Людоед хозяйничал, не переставая говорить:

- Такты, стало быть, Нечистую Силу ищешь? То, что она нечистая с головы до ног, это верно. Только никакая она не Сила. Зовут её Мила. Фамилия - Грязнулькина. А Силой мы её в шутку прозвали: просто она в нашем классе в учёбе была самой слабой, всё на подсказках норовила выехать. Давно это было. Уж сколько лет прошло, как мы с ней в одной лесной спецшколе учились. Не один год вместе на последней парте сидели. Частенько она меня чернилами заливала, ох, частенько, такая была неаккуратная. Из-за этого с ней дружить-то никто не хотел. А у меня одно тогда на уме было: скушать бы чего. Или кого, всё равно. Меня в школе,- Ням Нямыч смущённо потупил глаза,- меня в школе ещё Жорой-Обжорой дразнили. Вот такие пироги… А Грязнулькина, я слышал, в институт хотела поступать, на факультет грязеведения, ей вроде бы даже сам Злой Волшебник рекомендацию туда давал. Да её ни в один мусоропровод не примут, не то что в институт. Это и к лучшему, а то наследила бы в науке, только и всего. Вот я: кулинарные курсы заочно окончил, и ничего, жую помаленьку. Правда, кроме щей, ни одного блюда по-человечески приготовить не могу, но зато мясные щи у меня получаются такие - пальчики оближешь. Меня знакомые людоеды так и называют: профессор кислых щей. Профе-е-е-ссор. Как, солидно звучит? Приятно, что ни говори, такое слышать.

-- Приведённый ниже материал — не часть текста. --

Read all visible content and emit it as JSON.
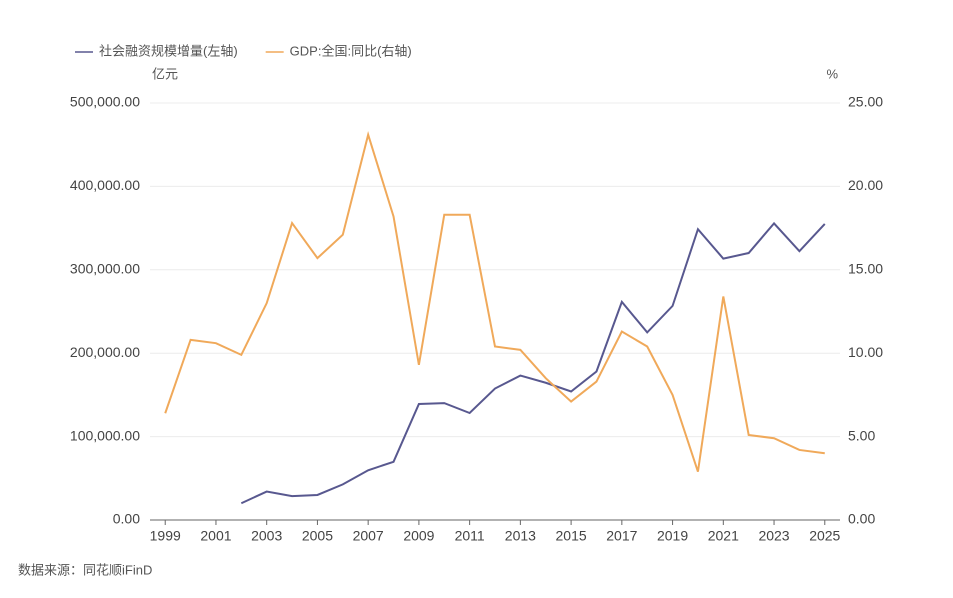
{
  "chart_data": {
    "type": "line",
    "source": "数据来源：同花顺iFinD",
    "y_unit": "亿元",
    "y2_unit": "%",
    "x": [
      1999,
      2000,
      2001,
      2002,
      2003,
      2004,
      2005,
      2006,
      2007,
      2008,
      2009,
      2010,
      2011,
      2012,
      2013,
      2014,
      2015,
      2016,
      2017,
      2018,
      2019,
      2020,
      2021,
      2022,
      2023,
      2024,
      2025
    ],
    "series": [
      {
        "name": "社会融资规模增量(左轴)",
        "color": "#58588f",
        "axis": "y",
        "values": [
          null,
          null,
          null,
          20112,
          34113,
          28629,
          30008,
          42696,
          59663,
          69802,
          139104,
          140191,
          128286,
          157631,
          173169,
          164571,
          154086,
          178022,
          261536,
          224920,
          256735,
          348634,
          313408,
          320101,
          355644,
          322300,
          355000
        ]
      },
      {
        "name": "GDP:全国:同比(右轴)",
        "color": "#f0a95a",
        "axis": "y2",
        "values": [
          6.4,
          10.8,
          10.6,
          9.9,
          13.0,
          17.8,
          15.7,
          17.1,
          23.1,
          18.2,
          9.3,
          18.3,
          18.3,
          10.4,
          10.2,
          8.5,
          7.1,
          8.3,
          11.3,
          10.4,
          7.5,
          2.9,
          13.4,
          5.1,
          4.9,
          4.2,
          4.0
        ]
      }
    ],
    "xlim": [
      1998.4,
      2025.6
    ],
    "xticks": [
      1999,
      2001,
      2003,
      2005,
      2007,
      2009,
      2011,
      2013,
      2015,
      2017,
      2019,
      2021,
      2023,
      2025
    ],
    "ylim": [
      0,
      500000
    ],
    "yticks": [
      {
        "value": 0,
        "label": "0.00"
      },
      {
        "value": 100000,
        "label": "100,000.00"
      },
      {
        "value": 200000,
        "label": "200,000.00"
      },
      {
        "value": 300000,
        "label": "300,000.00"
      },
      {
        "value": 400000,
        "label": "400,000.00"
      },
      {
        "value": 500000,
        "label": "500,000.00"
      }
    ],
    "y2lim": [
      0,
      25
    ],
    "y2ticks": [
      {
        "value": 0,
        "label": "0.00"
      },
      {
        "value": 5,
        "label": "5.00"
      },
      {
        "value": 10,
        "label": "10.00"
      },
      {
        "value": 15,
        "label": "15.00"
      },
      {
        "value": 20,
        "label": "20.00"
      },
      {
        "value": 25,
        "label": "25.00"
      }
    ],
    "grid": true,
    "legend": "top-left"
  }
}
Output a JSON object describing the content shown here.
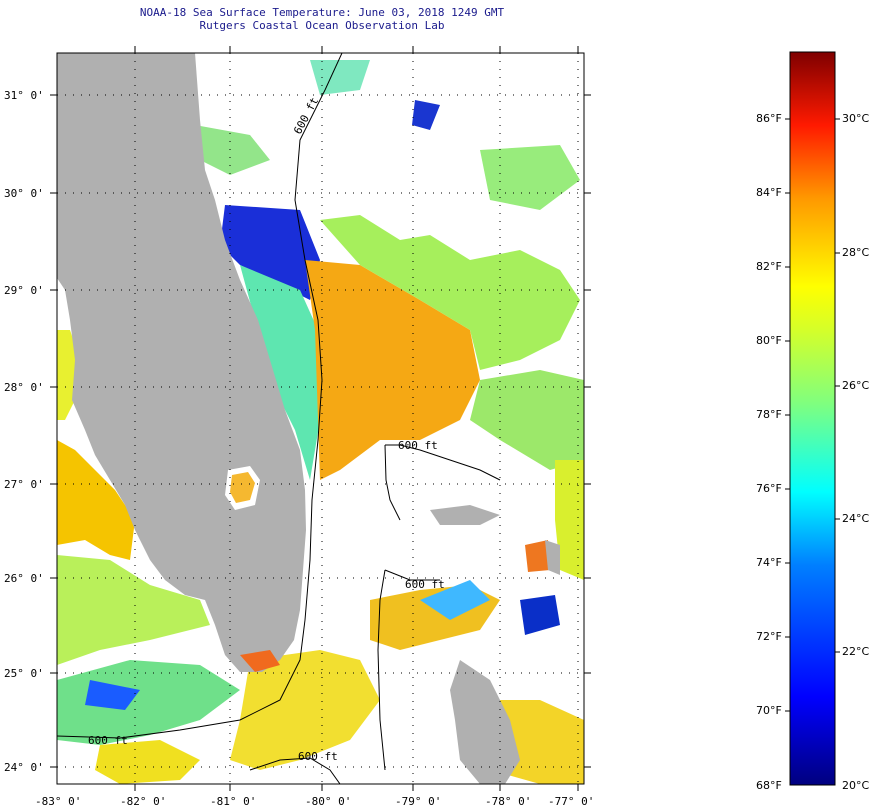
{
  "title": "NOAA-18 Sea Surface Temperature:  June 03, 2018 1249 GMT",
  "subtitle": "Rutgers Coastal Ocean Observation Lab",
  "lat_labels": [
    "31° 0'",
    "30° 0'",
    "29° 0'",
    "28° 0'",
    "27° 0'",
    "26° 0'",
    "25° 0'",
    "24° 0'"
  ],
  "lon_labels": [
    "-83° 0'",
    "-82° 0'",
    "-81° 0'",
    "-80° 0'",
    "-79° 0'",
    "-78° 0'",
    "-77° 0'"
  ],
  "isobath_labels": [
    "600 ft",
    "600 ft",
    "600 ft",
    "600 ft",
    "600 ft"
  ],
  "colorbar": {
    "fahrenheit": [
      "86°F",
      "84°F",
      "82°F",
      "80°F",
      "78°F",
      "76°F",
      "74°F",
      "72°F",
      "70°F",
      "68°F"
    ],
    "celsius": [
      "30°C",
      "28°C",
      "26°C",
      "24°C",
      "22°C",
      "20°C"
    ],
    "colors": [
      "#00007f",
      "#0000ff",
      "#007fff",
      "#00ffff",
      "#7fff7f",
      "#ffff00",
      "#ff7f00",
      "#ff0000",
      "#7f0000"
    ]
  },
  "colors": {
    "land": "#b0b0b0",
    "grid": "#000000",
    "frame": "#000000"
  }
}
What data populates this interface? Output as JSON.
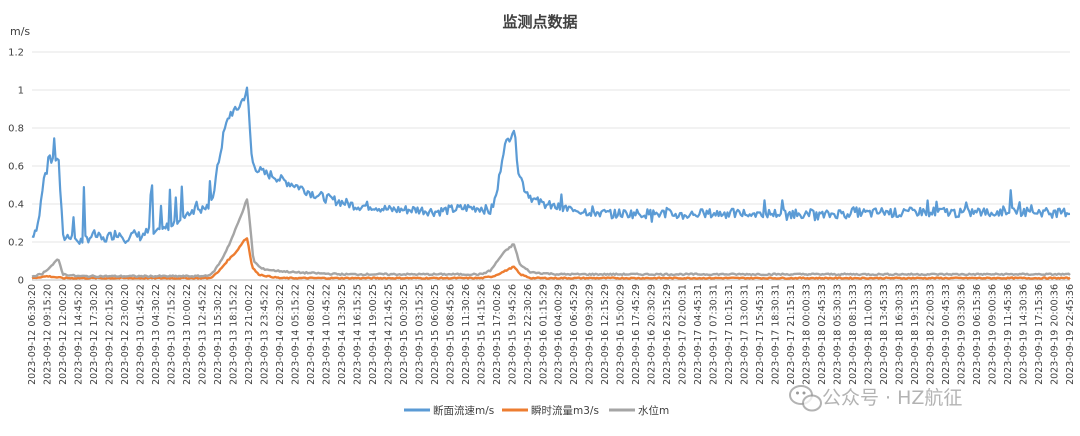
{
  "chart_data": {
    "type": "line",
    "title": "监测点数据",
    "ylabel": "m/s",
    "xlabel": "",
    "ylim": [
      0,
      1.2
    ],
    "yticks": [
      0,
      0.2,
      0.4,
      0.6,
      0.8,
      1,
      1.2
    ],
    "ytick_labels": [
      "0",
      "0.2",
      "0.4",
      "0.6",
      "0.8",
      "1",
      "1.2"
    ],
    "grid": true,
    "legend_position": "bottom",
    "x_tick_labels": [
      "2023-09-12 06:30:20",
      "2023-09-12 09:15:20",
      "2023-09-12 12:00:20",
      "2023-09-12 14:45:20",
      "2023-09-12 17:30:20",
      "2023-09-12 20:15:20",
      "2023-09-12 23:00:20",
      "2023-09-13 01:45:22",
      "2023-09-13 04:30:22",
      "2023-09-13 07:15:22",
      "2023-09-13 10:00:22",
      "2023-09-13 12:45:22",
      "2023-09-13 15:30:22",
      "2023-09-13 18:15:22",
      "2023-09-13 21:00:22",
      "2023-09-13 23:45:22",
      "2023-09-14 02:30:22",
      "2023-09-14 05:15:22",
      "2023-09-14 08:00:22",
      "2023-09-14 10:45:22",
      "2023-09-14 13:30:25",
      "2023-09-14 16:15:25",
      "2023-09-14 19:00:25",
      "2023-09-14 21:45:25",
      "2023-09-15 00:30:25",
      "2023-09-15 03:15:25",
      "2023-09-15 06:00:25",
      "2023-09-15 08:45:26",
      "2023-09-15 11:30:26",
      "2023-09-15 14:15:26",
      "2023-09-15 17:00:26",
      "2023-09-15 19:45:26",
      "2023-09-15 22:30:26",
      "2023-09-16 01:15:29",
      "2023-09-16 04:00:29",
      "2023-09-16 06:45:29",
      "2023-09-16 09:30:29",
      "2023-09-16 12:15:29",
      "2023-09-16 15:00:29",
      "2023-09-16 17:45:29",
      "2023-09-16 20:30:29",
      "2023-09-16 23:15:29",
      "2023-09-17 02:00:31",
      "2023-09-17 04:45:31",
      "2023-09-17 07:30:31",
      "2023-09-17 10:15:31",
      "2023-09-17 13:00:31",
      "2023-09-17 15:45:31",
      "2023-09-17 18:30:31",
      "2023-09-17 21:15:31",
      "2023-09-18 00:00:33",
      "2023-09-18 02:45:33",
      "2023-09-18 05:30:33",
      "2023-09-18 08:15:33",
      "2023-09-18 11:00:33",
      "2023-09-18 13:45:33",
      "2023-09-18 16:30:33",
      "2023-09-18 19:15:33",
      "2023-09-18 22:00:33",
      "2023-09-19 00:45:33",
      "2023-09-19 03:30:36",
      "2023-09-19 06:15:36",
      "2023-09-19 09:00:36",
      "2023-09-19 11:45:36",
      "2023-09-19 14:30:36",
      "2023-09-19 17:15:36",
      "2023-09-19 20:00:36",
      "2023-09-19 22:45:36"
    ],
    "x_span": [
      0,
      67
    ],
    "series": [
      {
        "name": "断面流速m/s",
        "color": "#5b9bd5",
        "keypoints": [
          [
            0,
            0.23
          ],
          [
            0.4,
            0.3
          ],
          [
            0.8,
            0.55
          ],
          [
            1.3,
            0.63
          ],
          [
            1.7,
            0.65
          ],
          [
            2.0,
            0.22
          ],
          [
            2.6,
            0.24
          ],
          [
            3,
            0.2
          ],
          [
            3.6,
            0.22
          ],
          [
            4,
            0.24
          ],
          [
            4.6,
            0.21
          ],
          [
            5,
            0.23
          ],
          [
            5.6,
            0.25
          ],
          [
            6,
            0.22
          ],
          [
            6.6,
            0.24
          ],
          [
            7,
            0.23
          ],
          [
            7.6,
            0.26
          ],
          [
            8,
            0.24
          ],
          [
            8.6,
            0.27
          ],
          [
            9,
            0.3
          ],
          [
            9.6,
            0.33
          ],
          [
            10,
            0.35
          ],
          [
            10.6,
            0.38
          ],
          [
            11,
            0.37
          ],
          [
            11.6,
            0.4
          ],
          [
            12,
            0.6
          ],
          [
            12.4,
            0.78
          ],
          [
            12.8,
            0.88
          ],
          [
            13.2,
            0.89
          ],
          [
            13.6,
            0.95
          ],
          [
            13.9,
            1.0
          ],
          [
            14.2,
            0.62
          ],
          [
            14.6,
            0.58
          ],
          [
            15,
            0.56
          ],
          [
            15.6,
            0.55
          ],
          [
            16,
            0.53
          ],
          [
            17,
            0.5
          ],
          [
            18,
            0.46
          ],
          [
            19,
            0.43
          ],
          [
            20,
            0.41
          ],
          [
            21,
            0.39
          ],
          [
            22,
            0.39
          ],
          [
            23,
            0.37
          ],
          [
            24,
            0.37
          ],
          [
            25,
            0.37
          ],
          [
            26,
            0.36
          ],
          [
            27,
            0.37
          ],
          [
            28,
            0.38
          ],
          [
            29,
            0.38
          ],
          [
            29.6,
            0.36
          ],
          [
            30,
            0.45
          ],
          [
            30.4,
            0.68
          ],
          [
            30.8,
            0.75
          ],
          [
            31.1,
            0.8
          ],
          [
            31.4,
            0.58
          ],
          [
            31.8,
            0.48
          ],
          [
            32.4,
            0.42
          ],
          [
            33,
            0.4
          ],
          [
            34,
            0.38
          ],
          [
            35,
            0.37
          ],
          [
            36,
            0.36
          ],
          [
            37,
            0.35
          ],
          [
            38,
            0.35
          ],
          [
            39,
            0.35
          ],
          [
            40,
            0.35
          ],
          [
            41,
            0.35
          ],
          [
            42,
            0.34
          ],
          [
            43,
            0.35
          ],
          [
            44,
            0.35
          ],
          [
            45,
            0.35
          ],
          [
            46,
            0.35
          ],
          [
            47,
            0.35
          ],
          [
            48,
            0.35
          ],
          [
            49,
            0.35
          ],
          [
            50,
            0.35
          ],
          [
            51,
            0.34
          ],
          [
            52,
            0.35
          ],
          [
            53,
            0.36
          ],
          [
            54,
            0.35
          ],
          [
            55,
            0.36
          ],
          [
            56,
            0.35
          ],
          [
            57,
            0.36
          ],
          [
            58,
            0.36
          ],
          [
            59,
            0.36
          ],
          [
            60,
            0.35
          ],
          [
            61,
            0.36
          ],
          [
            62,
            0.35
          ],
          [
            63,
            0.37
          ],
          [
            64,
            0.36
          ],
          [
            65,
            0.36
          ],
          [
            66,
            0.35
          ],
          [
            67,
            0.36
          ]
        ]
      },
      {
        "name": "瞬时流量m3/s",
        "color": "#ed7d31",
        "keypoints": [
          [
            0,
            0.01
          ],
          [
            1,
            0.02
          ],
          [
            2,
            0.01
          ],
          [
            4,
            0.01
          ],
          [
            6,
            0.01
          ],
          [
            8,
            0.01
          ],
          [
            10,
            0.01
          ],
          [
            11.5,
            0.01
          ],
          [
            12,
            0.04
          ],
          [
            12.6,
            0.1
          ],
          [
            13.2,
            0.15
          ],
          [
            13.7,
            0.21
          ],
          [
            13.9,
            0.22
          ],
          [
            14.2,
            0.07
          ],
          [
            14.6,
            0.03
          ],
          [
            15.2,
            0.02
          ],
          [
            16,
            0.01
          ],
          [
            20,
            0.01
          ],
          [
            25,
            0.01
          ],
          [
            29,
            0.01
          ],
          [
            29.8,
            0.02
          ],
          [
            30.6,
            0.05
          ],
          [
            31.1,
            0.07
          ],
          [
            31.5,
            0.03
          ],
          [
            32.2,
            0.01
          ],
          [
            36,
            0.01
          ],
          [
            40,
            0.01
          ],
          [
            45,
            0.01
          ],
          [
            50,
            0.01
          ],
          [
            55,
            0.01
          ],
          [
            60,
            0.01
          ],
          [
            65,
            0.01
          ],
          [
            67,
            0.01
          ]
        ]
      },
      {
        "name": "水位m",
        "color": "#a5a5a5",
        "keypoints": [
          [
            0,
            0.02
          ],
          [
            0.6,
            0.03
          ],
          [
            1.2,
            0.07
          ],
          [
            1.7,
            0.11
          ],
          [
            2.0,
            0.03
          ],
          [
            3,
            0.02
          ],
          [
            6,
            0.02
          ],
          [
            9,
            0.02
          ],
          [
            11,
            0.02
          ],
          [
            11.6,
            0.03
          ],
          [
            12.2,
            0.1
          ],
          [
            12.8,
            0.2
          ],
          [
            13.4,
            0.32
          ],
          [
            13.9,
            0.43
          ],
          [
            14.3,
            0.1
          ],
          [
            14.8,
            0.06
          ],
          [
            15.6,
            0.05
          ],
          [
            17,
            0.04
          ],
          [
            20,
            0.03
          ],
          [
            25,
            0.03
          ],
          [
            29,
            0.03
          ],
          [
            29.6,
            0.05
          ],
          [
            30.4,
            0.14
          ],
          [
            31.1,
            0.19
          ],
          [
            31.5,
            0.08
          ],
          [
            32.2,
            0.04
          ],
          [
            34,
            0.03
          ],
          [
            40,
            0.03
          ],
          [
            45,
            0.03
          ],
          [
            50,
            0.03
          ],
          [
            55,
            0.03
          ],
          [
            60,
            0.03
          ],
          [
            65,
            0.03
          ],
          [
            67,
            0.03
          ]
        ]
      }
    ]
  },
  "watermark": {
    "text": "公众号 · HZ航征",
    "icon": "wechat-icon"
  }
}
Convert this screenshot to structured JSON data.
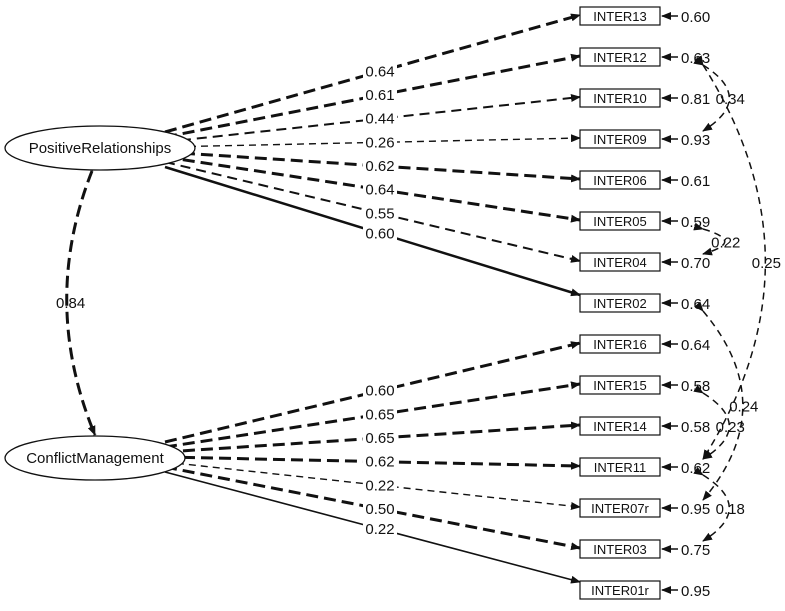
{
  "latent": [
    {
      "id": "PR",
      "label": "PositiveRelationships"
    },
    {
      "id": "CM",
      "label": "ConflictManagement"
    }
  ],
  "latent_correlation": {
    "value": "0.84",
    "style": "dashed-bold"
  },
  "indicators": [
    {
      "label": "INTER13",
      "factor": "PR",
      "loading": "0.64",
      "residual": "0.60",
      "style": "dashed-bold"
    },
    {
      "label": "INTER12",
      "factor": "PR",
      "loading": "0.61",
      "residual": "0.63",
      "style": "dashed-bold"
    },
    {
      "label": "INTER10",
      "factor": "PR",
      "loading": "0.44",
      "residual": "0.81",
      "style": "dashed"
    },
    {
      "label": "INTER09",
      "factor": "PR",
      "loading": "0.26",
      "residual": "0.93",
      "style": "dashed-thin"
    },
    {
      "label": "INTER06",
      "factor": "PR",
      "loading": "0.62",
      "residual": "0.61",
      "style": "dashed-bold"
    },
    {
      "label": "INTER05",
      "factor": "PR",
      "loading": "0.64",
      "residual": "0.59",
      "style": "dashed-bold"
    },
    {
      "label": "INTER04",
      "factor": "PR",
      "loading": "0.55",
      "residual": "0.70",
      "style": "dashed"
    },
    {
      "label": "INTER02",
      "factor": "PR",
      "loading": "0.60",
      "residual": "0.64",
      "style": "solid"
    },
    {
      "label": "INTER16",
      "factor": "CM",
      "loading": "0.60",
      "residual": "0.64",
      "style": "dashed-bold"
    },
    {
      "label": "INTER15",
      "factor": "CM",
      "loading": "0.65",
      "residual": "0.58",
      "style": "dashed-bold"
    },
    {
      "label": "INTER14",
      "factor": "CM",
      "loading": "0.65",
      "residual": "0.58",
      "style": "dashed-bold"
    },
    {
      "label": "INTER11",
      "factor": "CM",
      "loading": "0.62",
      "residual": "0.62",
      "style": "dashed-bold"
    },
    {
      "label": "INTER07r",
      "factor": "CM",
      "loading": "0.22",
      "residual": "0.95",
      "style": "dashed-thin"
    },
    {
      "label": "INTER03",
      "factor": "CM",
      "loading": "0.50",
      "residual": "0.75",
      "style": "dashed-bold"
    },
    {
      "label": "INTER01r",
      "factor": "CM",
      "loading": "0.22",
      "residual": "0.95",
      "style": "solid-thin"
    }
  ],
  "residual_covariances": [
    {
      "a": "INTER12",
      "b": "INTER09",
      "value": "0.34"
    },
    {
      "a": "INTER05",
      "b": "INTER04",
      "value": "0.22"
    },
    {
      "a": "INTER12",
      "b": "INTER11",
      "value": "0.25"
    },
    {
      "a": "INTER15",
      "b": "INTER11",
      "value": "0.23"
    },
    {
      "a": "INTER02",
      "b": "INTER07r",
      "value": "0.24"
    },
    {
      "a": "INTER11",
      "b": "INTER03",
      "value": "0.18"
    }
  ]
}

Неутомимо бушевало в камине пламя. Ням Нямыч успевал и полешек вовремя в огонь подбросить, и картошечку почистить, и пол подмести, и беседу с гостем поддержать. Правда, разговор получался каким-то односторонним. Синичкин в основном молчал. Ни жив ни мёртв сидел он, вдавленный в кресло металлическими рычагами. Тяжело было у него на сердце, ведь сердце у мальчика было вовсе не золотое и даже не стальное, и уж тем более не каменное, а самое обыкновенное - человеческое, а значит, и совершенно беззащитное перед волнениями и невзгодами.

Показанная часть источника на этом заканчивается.